Beim infizierten Menschen fällt die lange Inkubationszeit auf, das ist die Zeit zwischen Infektion und Beginn der Erkrankung. Sie beträgt 20 bis 60 Tage (von 12 Tagen bis zu zwei Jahren). Sie bietet die Möglichkeit, nach erfolgter Infektion oder wenn der Verdacht besteht, noch rechtzeiti,g bevor das Virus das Gehirn errreicht, eine Impfung durchzuführen.

Die Symptome sind folgende: Fieber, Kopfschmerzen, Unruhe, Wundschmerzen. Später treten Krämpfe auf in der Schlund-, Atem-, Rumpf- und Extremitätenmuskulatur. Es werden Wutanfälle mit Schlagen und Beißen beschrieben. Charakteristisch ist eine Scheu vor Wasser mit Auslösung von Schlundkrämpfen schon beim Anblick von Wasser.
Im Endstadium werden die Krämpfe durch eine allgemeine Lähmung abgelöst. Eine Therapie gibt es nicht. Eine Heilung ist nur in Einzelfällen nachgewiesen.

In tropischen Regionen sollte man Kontakt mit Hunden, Katzen und Fledermäusen meiden.

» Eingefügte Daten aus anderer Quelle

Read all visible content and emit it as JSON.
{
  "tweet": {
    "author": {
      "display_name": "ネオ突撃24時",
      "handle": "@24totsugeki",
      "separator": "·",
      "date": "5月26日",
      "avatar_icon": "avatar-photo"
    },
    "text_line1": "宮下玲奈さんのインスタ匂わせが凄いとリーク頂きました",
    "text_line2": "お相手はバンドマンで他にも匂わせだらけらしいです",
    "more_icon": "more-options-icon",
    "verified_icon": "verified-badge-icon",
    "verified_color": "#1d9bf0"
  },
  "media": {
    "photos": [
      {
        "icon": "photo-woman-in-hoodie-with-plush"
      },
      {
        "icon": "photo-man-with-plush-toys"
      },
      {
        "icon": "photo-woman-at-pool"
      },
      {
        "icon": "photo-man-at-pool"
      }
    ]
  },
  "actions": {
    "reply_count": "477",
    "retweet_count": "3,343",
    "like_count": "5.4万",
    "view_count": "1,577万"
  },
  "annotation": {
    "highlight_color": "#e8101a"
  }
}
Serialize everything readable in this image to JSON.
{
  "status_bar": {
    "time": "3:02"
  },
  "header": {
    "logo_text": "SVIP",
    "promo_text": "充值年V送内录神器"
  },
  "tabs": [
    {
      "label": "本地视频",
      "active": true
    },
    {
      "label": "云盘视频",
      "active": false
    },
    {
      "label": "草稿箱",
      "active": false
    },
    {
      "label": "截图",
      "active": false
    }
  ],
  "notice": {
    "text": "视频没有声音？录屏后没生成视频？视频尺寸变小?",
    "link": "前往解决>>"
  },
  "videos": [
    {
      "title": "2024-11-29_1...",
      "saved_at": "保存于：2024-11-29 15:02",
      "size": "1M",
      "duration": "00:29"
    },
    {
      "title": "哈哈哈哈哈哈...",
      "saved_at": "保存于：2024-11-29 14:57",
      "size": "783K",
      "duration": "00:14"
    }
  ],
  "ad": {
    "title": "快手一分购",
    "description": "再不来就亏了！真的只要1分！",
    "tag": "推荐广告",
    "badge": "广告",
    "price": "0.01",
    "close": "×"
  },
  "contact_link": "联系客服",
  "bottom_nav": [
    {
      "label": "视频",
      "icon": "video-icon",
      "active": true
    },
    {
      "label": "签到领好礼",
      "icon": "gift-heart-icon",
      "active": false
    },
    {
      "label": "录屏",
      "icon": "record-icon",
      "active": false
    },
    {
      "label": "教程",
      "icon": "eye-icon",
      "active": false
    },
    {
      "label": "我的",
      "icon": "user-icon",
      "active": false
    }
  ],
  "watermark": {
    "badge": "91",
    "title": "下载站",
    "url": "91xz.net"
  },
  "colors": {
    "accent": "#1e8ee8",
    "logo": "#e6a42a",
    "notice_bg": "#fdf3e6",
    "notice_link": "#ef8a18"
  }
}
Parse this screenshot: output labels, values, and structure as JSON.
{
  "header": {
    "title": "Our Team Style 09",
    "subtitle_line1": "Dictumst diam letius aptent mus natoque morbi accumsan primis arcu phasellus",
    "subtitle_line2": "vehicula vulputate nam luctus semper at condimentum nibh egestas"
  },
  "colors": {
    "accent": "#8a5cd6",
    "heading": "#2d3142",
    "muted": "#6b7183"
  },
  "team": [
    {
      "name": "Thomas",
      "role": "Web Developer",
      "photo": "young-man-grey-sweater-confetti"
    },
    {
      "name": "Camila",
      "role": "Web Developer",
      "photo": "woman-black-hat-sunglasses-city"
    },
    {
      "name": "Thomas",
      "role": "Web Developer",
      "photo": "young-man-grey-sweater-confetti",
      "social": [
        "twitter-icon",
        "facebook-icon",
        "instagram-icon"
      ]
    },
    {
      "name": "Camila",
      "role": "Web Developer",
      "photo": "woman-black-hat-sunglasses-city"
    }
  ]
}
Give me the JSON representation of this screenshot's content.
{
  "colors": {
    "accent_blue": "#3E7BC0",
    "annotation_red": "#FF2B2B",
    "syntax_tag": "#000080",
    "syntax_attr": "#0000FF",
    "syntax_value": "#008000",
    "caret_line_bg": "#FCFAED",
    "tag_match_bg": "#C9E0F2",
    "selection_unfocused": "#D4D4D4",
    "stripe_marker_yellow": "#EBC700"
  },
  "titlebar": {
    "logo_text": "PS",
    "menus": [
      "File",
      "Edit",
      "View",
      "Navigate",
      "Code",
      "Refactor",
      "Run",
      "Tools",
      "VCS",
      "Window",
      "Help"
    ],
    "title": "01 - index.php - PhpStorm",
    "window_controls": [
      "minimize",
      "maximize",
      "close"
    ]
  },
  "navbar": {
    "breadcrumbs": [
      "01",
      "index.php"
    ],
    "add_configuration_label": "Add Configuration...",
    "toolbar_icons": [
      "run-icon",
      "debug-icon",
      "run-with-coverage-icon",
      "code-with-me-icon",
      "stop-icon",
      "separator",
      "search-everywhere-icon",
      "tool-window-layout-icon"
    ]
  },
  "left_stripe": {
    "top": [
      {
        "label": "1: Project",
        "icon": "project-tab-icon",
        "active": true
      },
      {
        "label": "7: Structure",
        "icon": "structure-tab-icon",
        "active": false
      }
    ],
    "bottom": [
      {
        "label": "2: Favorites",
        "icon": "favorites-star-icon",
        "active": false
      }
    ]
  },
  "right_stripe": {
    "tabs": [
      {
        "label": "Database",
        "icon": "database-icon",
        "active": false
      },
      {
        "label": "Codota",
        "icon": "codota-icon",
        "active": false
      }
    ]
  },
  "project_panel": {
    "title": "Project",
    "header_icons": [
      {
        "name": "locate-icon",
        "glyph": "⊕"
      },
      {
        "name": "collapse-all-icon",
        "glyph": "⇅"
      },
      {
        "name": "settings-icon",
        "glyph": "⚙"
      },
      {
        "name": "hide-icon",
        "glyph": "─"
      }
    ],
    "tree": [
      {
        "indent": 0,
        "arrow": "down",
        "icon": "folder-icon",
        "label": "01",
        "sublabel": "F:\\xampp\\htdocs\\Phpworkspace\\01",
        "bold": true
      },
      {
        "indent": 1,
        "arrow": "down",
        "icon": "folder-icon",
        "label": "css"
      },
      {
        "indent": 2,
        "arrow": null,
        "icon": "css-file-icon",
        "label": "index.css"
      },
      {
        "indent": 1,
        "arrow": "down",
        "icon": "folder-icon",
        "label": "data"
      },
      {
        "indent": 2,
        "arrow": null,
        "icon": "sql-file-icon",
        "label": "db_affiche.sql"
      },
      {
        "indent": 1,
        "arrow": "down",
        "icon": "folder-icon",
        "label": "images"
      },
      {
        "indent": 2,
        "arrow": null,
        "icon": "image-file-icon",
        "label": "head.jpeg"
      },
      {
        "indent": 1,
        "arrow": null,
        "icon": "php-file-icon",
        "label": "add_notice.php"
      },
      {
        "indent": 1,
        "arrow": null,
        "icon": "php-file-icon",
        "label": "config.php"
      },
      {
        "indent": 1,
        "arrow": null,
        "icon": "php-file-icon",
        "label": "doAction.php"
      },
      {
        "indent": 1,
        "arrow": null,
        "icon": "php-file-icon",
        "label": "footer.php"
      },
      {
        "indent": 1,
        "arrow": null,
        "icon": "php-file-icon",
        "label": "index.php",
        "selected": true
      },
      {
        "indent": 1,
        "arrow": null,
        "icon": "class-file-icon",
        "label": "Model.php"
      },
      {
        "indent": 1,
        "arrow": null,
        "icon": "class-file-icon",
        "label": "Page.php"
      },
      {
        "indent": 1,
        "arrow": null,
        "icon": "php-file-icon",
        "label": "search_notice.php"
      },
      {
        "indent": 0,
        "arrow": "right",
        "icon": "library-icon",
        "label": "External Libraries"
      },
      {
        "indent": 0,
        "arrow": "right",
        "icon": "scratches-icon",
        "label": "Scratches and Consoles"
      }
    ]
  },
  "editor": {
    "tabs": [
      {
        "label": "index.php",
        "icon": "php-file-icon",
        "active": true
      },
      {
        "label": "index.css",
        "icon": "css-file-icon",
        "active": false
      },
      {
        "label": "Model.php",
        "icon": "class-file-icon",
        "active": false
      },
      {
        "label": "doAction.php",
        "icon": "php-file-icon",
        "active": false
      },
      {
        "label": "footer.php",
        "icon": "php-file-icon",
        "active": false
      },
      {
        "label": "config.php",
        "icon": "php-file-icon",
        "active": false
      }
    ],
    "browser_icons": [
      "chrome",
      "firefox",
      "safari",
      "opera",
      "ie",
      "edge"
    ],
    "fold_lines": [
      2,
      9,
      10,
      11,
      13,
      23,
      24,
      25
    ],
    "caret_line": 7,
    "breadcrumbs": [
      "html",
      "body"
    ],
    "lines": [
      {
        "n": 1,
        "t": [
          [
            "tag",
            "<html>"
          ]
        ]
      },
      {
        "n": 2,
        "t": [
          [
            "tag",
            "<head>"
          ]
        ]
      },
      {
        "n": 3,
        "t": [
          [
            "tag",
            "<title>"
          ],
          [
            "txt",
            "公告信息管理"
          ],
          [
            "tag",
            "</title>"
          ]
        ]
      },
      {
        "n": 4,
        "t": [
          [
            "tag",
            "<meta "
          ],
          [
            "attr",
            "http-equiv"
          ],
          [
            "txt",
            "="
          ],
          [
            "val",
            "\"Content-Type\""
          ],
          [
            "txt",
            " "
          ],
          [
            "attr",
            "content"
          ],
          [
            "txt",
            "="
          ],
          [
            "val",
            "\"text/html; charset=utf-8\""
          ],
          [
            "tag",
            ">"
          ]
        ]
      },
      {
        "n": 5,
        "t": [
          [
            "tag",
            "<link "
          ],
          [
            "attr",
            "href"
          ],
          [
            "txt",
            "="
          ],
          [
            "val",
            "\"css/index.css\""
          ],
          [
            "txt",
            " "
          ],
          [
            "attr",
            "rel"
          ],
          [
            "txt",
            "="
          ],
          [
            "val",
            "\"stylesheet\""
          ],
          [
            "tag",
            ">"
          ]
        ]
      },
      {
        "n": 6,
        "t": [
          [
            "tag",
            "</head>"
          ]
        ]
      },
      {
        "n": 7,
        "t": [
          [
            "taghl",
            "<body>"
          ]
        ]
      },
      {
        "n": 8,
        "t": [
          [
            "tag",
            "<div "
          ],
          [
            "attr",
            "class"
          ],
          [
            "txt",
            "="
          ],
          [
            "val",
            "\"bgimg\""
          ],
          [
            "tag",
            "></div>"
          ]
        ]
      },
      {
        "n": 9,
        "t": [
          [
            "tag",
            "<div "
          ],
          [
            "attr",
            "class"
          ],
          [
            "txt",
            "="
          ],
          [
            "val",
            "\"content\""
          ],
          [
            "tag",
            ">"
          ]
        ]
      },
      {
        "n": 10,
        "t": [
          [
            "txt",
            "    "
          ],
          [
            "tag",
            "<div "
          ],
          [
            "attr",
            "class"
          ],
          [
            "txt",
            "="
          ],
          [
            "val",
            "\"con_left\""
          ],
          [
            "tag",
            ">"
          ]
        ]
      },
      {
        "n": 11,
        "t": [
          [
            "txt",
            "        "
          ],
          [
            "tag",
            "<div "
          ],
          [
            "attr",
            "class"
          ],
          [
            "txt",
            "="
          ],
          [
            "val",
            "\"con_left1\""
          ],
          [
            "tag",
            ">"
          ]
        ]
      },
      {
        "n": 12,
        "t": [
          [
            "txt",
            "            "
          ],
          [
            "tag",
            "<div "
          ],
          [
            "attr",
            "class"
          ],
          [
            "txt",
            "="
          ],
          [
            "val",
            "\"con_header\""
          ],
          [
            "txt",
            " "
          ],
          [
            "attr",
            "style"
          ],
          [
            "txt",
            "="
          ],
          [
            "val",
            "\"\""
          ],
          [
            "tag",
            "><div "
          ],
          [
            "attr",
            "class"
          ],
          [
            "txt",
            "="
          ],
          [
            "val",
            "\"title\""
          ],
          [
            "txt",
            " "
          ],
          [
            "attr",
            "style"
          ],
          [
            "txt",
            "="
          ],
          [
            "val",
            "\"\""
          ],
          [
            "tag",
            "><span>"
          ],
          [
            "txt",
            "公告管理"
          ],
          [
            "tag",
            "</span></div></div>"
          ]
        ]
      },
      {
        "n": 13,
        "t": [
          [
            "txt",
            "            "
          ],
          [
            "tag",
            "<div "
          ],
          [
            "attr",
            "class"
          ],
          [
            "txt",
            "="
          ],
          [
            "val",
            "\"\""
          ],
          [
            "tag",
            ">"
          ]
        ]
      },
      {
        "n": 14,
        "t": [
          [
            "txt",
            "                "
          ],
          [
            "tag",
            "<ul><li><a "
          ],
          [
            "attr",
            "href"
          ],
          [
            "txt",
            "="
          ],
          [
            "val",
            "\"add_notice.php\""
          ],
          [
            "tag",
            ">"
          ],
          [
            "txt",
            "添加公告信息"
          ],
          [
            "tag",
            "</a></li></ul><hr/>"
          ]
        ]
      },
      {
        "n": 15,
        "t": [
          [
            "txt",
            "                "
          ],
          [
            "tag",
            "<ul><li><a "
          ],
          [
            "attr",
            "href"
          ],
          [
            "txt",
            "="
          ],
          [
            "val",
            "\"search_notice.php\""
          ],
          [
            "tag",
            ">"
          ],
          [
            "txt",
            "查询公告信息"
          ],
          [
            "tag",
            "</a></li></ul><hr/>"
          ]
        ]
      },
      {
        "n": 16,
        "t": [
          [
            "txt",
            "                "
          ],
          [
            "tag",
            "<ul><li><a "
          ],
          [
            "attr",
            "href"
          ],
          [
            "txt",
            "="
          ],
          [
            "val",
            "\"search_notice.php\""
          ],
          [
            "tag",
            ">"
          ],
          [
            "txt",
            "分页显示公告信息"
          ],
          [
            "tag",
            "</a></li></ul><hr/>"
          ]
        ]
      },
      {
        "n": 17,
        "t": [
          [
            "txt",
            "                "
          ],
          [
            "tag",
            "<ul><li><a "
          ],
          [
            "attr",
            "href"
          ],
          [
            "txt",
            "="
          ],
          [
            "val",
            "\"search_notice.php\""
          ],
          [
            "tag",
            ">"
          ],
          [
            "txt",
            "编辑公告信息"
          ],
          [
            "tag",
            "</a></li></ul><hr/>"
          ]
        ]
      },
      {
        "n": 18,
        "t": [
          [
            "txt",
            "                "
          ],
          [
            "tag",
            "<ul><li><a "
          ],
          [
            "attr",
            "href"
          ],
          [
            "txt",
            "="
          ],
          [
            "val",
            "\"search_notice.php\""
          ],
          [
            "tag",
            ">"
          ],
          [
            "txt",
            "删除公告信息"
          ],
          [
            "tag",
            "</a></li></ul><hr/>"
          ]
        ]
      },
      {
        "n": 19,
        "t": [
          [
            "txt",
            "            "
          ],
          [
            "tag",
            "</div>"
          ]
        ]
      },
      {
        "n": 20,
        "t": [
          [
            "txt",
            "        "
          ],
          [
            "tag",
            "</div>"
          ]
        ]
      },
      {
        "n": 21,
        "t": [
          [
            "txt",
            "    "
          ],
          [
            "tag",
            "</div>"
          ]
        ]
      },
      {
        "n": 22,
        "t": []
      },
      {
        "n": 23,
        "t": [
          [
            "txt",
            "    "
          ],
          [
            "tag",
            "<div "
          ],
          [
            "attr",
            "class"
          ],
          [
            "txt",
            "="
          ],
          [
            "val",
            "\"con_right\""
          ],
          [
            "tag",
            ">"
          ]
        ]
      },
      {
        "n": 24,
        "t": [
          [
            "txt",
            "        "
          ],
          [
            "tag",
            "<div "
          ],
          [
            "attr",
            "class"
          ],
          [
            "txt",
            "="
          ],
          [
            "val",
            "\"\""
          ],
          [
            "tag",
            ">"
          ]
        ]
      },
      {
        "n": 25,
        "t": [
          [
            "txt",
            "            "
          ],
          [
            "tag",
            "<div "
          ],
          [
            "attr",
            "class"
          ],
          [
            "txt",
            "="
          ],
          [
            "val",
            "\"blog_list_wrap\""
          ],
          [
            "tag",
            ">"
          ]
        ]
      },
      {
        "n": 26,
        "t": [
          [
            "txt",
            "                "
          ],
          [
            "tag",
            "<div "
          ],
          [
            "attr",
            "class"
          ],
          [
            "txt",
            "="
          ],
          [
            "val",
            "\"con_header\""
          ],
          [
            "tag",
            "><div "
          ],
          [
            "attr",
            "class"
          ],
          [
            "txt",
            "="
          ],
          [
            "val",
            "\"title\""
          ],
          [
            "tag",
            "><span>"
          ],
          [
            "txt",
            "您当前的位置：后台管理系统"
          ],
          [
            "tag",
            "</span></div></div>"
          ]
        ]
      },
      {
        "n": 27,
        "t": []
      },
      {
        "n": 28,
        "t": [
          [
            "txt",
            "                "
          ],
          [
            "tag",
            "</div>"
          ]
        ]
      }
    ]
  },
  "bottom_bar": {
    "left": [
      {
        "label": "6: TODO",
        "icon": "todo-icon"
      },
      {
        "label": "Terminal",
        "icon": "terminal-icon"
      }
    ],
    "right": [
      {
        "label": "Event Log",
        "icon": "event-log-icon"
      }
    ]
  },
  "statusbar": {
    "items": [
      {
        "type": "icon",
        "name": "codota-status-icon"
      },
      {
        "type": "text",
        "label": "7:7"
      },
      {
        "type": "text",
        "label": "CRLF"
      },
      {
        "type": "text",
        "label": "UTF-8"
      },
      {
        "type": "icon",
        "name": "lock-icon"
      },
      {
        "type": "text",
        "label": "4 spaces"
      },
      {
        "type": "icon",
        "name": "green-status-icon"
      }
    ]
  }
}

In Deutschland werden Hunde und Katzen gegen Tollwut geimpft. Füchse, die hauptsächlichen Träger von Tollwutviren, werden mit ausgelegten Ködern erfolgreich geimpft. Hier gibt es zunehmend Probleme, weil immer mehr Füchse in die Städte umsiedeln.

Eine Übertragung von Mensch zu Mensch ist bisher nur zweimal beschrieben worden: einmal durch einen Biss und einmal durch einen Kuss. 2004 gab es in USA einen Fall von Virusübertragung mit transplantierten Organen.
Impfung: die meisten Impfungen werden nach der Infektion durchgeführt. In den USA sind das ca. 40 000 pro Jahr. Man nimmt an, dass etwa die Hälfte nicht notwendig ist. Aber eine Infektion mit Tollwutviren ist nicht beweisbar, der Labornachweis bei einem infizierten Tier dauert zu lange.

Menschen mit einem Infektionsrisiko müssen vorbeugend geimpft werden: Veterinäre, Laborarbeiter, Reisende, die sich in Asien, Afrika, Südamerika und Mexiko aufhalten. Wer sich nicht vorher impfen lassen möchte, sollte sich informieren, ob in der betreffenden Region ein wirksamer Impfstoff in einem Zeitraum von höchstens drei Tagen zur Verfügung steht.
Ergänzend zur aktiven Impfung mit angeschwächten Viren gibt es eine passive Impfung mit Immunglobulinen, also fertigen Antikörpern gegen Tollwutviren.